Al abrir los ojos, vio a varias sirvientas de pie respetuosamente junto a su cama.
La encargada se acercó con una cálida sonrisa: "Señora Daniels, me alegra que haya despertado".
"Por favor, llámeme señorita Nash", la corrigió amablemente mientras se incorporaba.
Las sirvientas intercambiaron miradas de desconcierto. Anteriormente, ella había aceptado el título de señora Daniels. ¿Qué la había hecho cambiar de opinión hoy?
La encargada prosiguió: "El señor Daniels la aguarda abajo. La cena está lista. ¿Te gustaría bajar a cenar?".
Marissa, que sentía bastante hambre, se arregló un poco y bajó.
En el comedor, Connor la esperaba sentado a la mesa, absorto en un periódico.
Ahora parecía más sereno y dueño de sí mismo, con el aire de un caballero encantador y afable.
Sin embargo, Marissa le lanzó una mirada desdeñosa y comenzó a comer en silencio.
No levantó la vista hasta que sació su hambre.
"Señor Daniels, supongo que ya comprendes que has cometido un grave error. Aunque provengo de cuna humilde, tú me has ofendido, y es justo que me compense por el daño, ¿no te parece?".
Connor miró a la mujer que tenía delante y asintió levemente. "En efecto. Te ofrezco una disculpa".
"Entonces, señor Daniels, ¿prefieres que procedamos por la vía legal o llegamos a un acuerdo privado?".
"Lleguemos a un acuerdo privado", respondió él, esbozando una leve sonrisa. "Señorita Nash, por favor, especifica tus condiciones".
¡Excelente!
Ella pidió papel y pluma y, sin más demora, comenzó a redactar un acuerdo.
El silencio del comedor solo era interrumpido por el suave roce de la pluma sobre el papel.
Él sentía curiosidad por las condiciones que ella propondría, pero, sobre todo, por descubrir la verdadera naturaleza de la mujer que tenía enfrente.

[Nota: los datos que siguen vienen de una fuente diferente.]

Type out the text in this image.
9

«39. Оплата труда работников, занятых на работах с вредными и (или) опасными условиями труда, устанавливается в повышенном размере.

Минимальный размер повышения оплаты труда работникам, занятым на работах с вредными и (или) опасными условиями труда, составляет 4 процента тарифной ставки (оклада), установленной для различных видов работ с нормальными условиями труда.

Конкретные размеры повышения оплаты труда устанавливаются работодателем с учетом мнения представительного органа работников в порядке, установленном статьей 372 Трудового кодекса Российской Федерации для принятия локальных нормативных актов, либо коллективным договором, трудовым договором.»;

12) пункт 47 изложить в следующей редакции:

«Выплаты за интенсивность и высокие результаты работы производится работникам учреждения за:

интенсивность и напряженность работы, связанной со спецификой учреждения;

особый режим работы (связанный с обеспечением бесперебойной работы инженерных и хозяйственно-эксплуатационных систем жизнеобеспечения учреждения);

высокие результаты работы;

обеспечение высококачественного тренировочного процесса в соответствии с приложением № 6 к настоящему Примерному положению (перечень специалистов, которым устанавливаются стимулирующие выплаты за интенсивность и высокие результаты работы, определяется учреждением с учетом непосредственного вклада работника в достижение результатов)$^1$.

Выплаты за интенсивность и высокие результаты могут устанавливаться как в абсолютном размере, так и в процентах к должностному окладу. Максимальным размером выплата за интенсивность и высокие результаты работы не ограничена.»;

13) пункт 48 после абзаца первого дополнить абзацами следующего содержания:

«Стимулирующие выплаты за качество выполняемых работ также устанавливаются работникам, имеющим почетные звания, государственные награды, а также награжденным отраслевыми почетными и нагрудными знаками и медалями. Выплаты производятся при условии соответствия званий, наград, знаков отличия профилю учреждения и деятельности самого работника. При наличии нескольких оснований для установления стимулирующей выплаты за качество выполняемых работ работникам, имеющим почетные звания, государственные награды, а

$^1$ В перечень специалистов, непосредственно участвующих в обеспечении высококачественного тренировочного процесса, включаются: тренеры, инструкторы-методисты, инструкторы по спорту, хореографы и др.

Vestía una camisa de cuadros azules, un overol y botas. Llevaba el cabello recogido en una trenza suelta y ni una pizca de maquillaje adornaba su rostro.
Su atuendo era el típico de una florista, pero le daba un aire singular.
Irradiaba una pureza y vitalidad excepcionales que la hacían destacar entre la multitud.
La recorrió con la mirada, empezando por su cabello negro azabache y descendiendo lentamente.
Estudió sus ojos expresivos, su nariz delicada, sus labios rosados y su piel impecable.
Cuando la mirada del hombre se detuvo en las marcas rojas de su cuello, una aguda punzada de culpa lo asaltó.
El recuerdo de la dureza con que la había tratado lo llenó de un profundo remordimiento.
En ese momento, ella dejó la pluma y levantó la vista, encontrándose con la mirada inquisitiva de él.
Sobresaltado y abrumado por la culpa, Connor apartó la vista rápidamente.
Ella le entregó los documentos con calma.
Eran dos documentos en total.
Él los tomó y comenzó a leerlos.
El primer acuerdo se centraba en cuestiones relacionadas con las indemnizaciones.
La primera cláusula exigía cinco mil dólares por lesiones físicas.
"Señor Daniels, tú me agrediste físicamente, causándome lesiones en el cuello. Solicito cinco mil dólares como compensación. ¿Te parece justo?", aclaró ella.
"Muy justo", concedió él, y siguió leyendo.
La siguiente cláusula pedía cien mil dólares por daño moral.
"Señor Daniels, tus acciones me han causado un daño moral significativo. Cien mil de compensación no es una cifra irrazonable, ¿verdad?", añadió ella.
"Así es", asintió él de nuevo, con idéntico tono suave.
Luego, pasó a la siguiente cláusula.
La tercera correspondía a los honorarios médicos: diez millones.
Levantó la vista y la recorrió de pies a cabeza. Sus ojos, abiertos de par en par por la sorpresa, aún no lograban descifrarla.
Ella esbozó una leve sonrisa. "Señor Daniels, aunque mi intervención médica fue circunstancial, el hecho es que logré revivir a tu abuela. El valor de la vida de la señora Daniels es incalculable. Diez millones por honorarios médicos no es demasiado, ¿verdad?", preguntó ella.
Una leve sonrisa de diversión se dibujó en sus labios.
"Muy razonable".
Tras pronunciar esas palabras, firmó el acuerdo sin vacilar.
Acto seguido, firmó un cheque por diez millones ciento cinco mil dólares y se lo entregó.
Ella lo aceptó sin dudar y lo guardó en su bolsillo.
A continuación, él tomó el segundo documento.
Era un acuerdo de divorcio.
El contenido era claro y conciso: la división legal de sus bienes conyugales.
Al leer esas últimas palabras, a Connor se le escapó una risita.